Well, I hate to admit it, but I finally confess: I've put too much on my plate. Don't tell anyone. But I'm quitting my job at the lab to get some more school time and Chapman and UCLA... not to mention the internship. Also, and this is really on the downlow, I'm secretly avoiding homework as I play very badly on a friend's borrowed guitar. I'm loving it. I used to play the piano years upon years ago (this was before the drumset, the marimba, steel drum, and the handbells) and I miss it, but don't have any place for a piano or any reason to practice. The guitar I just tuck under the couch. ANYWAY, my enjoyment is that I'm doing something creative when the writing is teh suck.

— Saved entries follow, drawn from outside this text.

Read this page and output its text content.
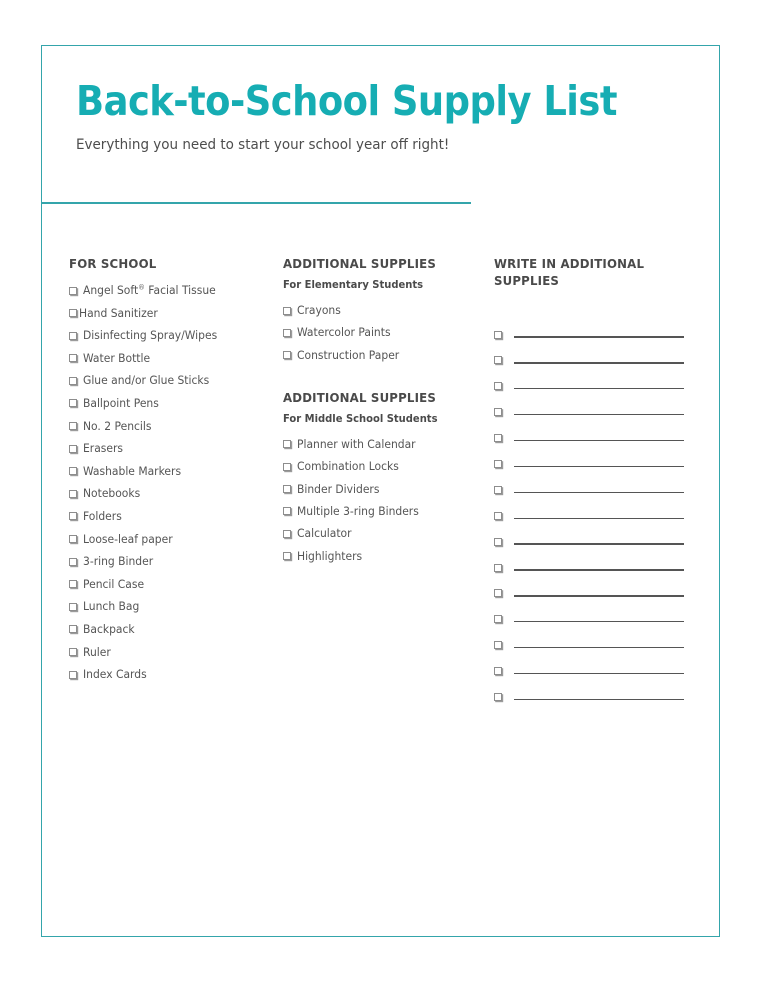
Back-to-School Supply List

Everything you need to start your school year off right!

FOR SCHOOL
Angel Soft® Facial Tissue
Hand Sanitizer
Disinfecting Spray/Wipes
Water Bottle
Glue and/or Glue Sticks
Ballpoint Pens
No. 2 Pencils
Erasers
Washable Markers
Notebooks
Folders
Loose-leaf paper
3-ring Binder
Pencil Case
Lunch Bag
Backpack
Ruler
Index Cards
ADDITIONAL SUPPLIES

For Elementary Students

Crayons
Watercolor Paints
Construction Paper
ADDITIONAL SUPPLIES

For Middle School Students

Planner with Calendar
Combination Locks
Binder Dividers
Multiple 3-ring Binders
Calculator
Highlighters
WRITE IN ADDITIONAL SUPPLIES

And being creative often is teh suck, isn't it? I think that's why I always do the script coverages for the week over working on the scripts for me to turn in on Friday. Editing is always easier. The answer is simply becuase something's already there. It is more impossible to have nothing and try to make it something. (Don't you just hate looking at a blank word document sometimes?)

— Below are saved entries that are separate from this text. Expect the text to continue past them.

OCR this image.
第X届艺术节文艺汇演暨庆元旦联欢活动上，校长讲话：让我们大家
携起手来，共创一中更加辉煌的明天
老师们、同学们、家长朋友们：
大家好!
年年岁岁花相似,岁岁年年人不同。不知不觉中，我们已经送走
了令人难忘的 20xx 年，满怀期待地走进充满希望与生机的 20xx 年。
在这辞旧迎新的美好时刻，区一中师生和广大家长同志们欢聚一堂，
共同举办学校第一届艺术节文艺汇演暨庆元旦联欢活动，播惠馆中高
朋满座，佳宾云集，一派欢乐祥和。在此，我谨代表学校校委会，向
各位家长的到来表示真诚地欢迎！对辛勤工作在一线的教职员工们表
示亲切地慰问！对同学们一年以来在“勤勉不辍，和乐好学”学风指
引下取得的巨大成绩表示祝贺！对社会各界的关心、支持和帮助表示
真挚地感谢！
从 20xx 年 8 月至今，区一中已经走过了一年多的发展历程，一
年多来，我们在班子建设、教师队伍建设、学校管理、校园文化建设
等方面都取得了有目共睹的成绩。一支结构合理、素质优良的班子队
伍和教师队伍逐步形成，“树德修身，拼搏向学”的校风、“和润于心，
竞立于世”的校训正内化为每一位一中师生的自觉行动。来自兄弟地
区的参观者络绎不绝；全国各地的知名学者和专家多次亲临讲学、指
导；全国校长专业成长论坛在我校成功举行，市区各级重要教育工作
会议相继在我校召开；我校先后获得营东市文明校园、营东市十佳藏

Anyway, I'm afraid to tell them that I'm quitting. I'll give them two weeks, of course, but I also feel guilty. I guess that's the thing. I need to focus. And counting microbes in plates isn't going to get me where I need to go anymore. At the same time, this is the very first time I say goodbye to "Science Kay," the part of my persona that has been in a labcoat since my early days of high school. But then again, I gave up the piano all those years ago and look what's hiding under my couch?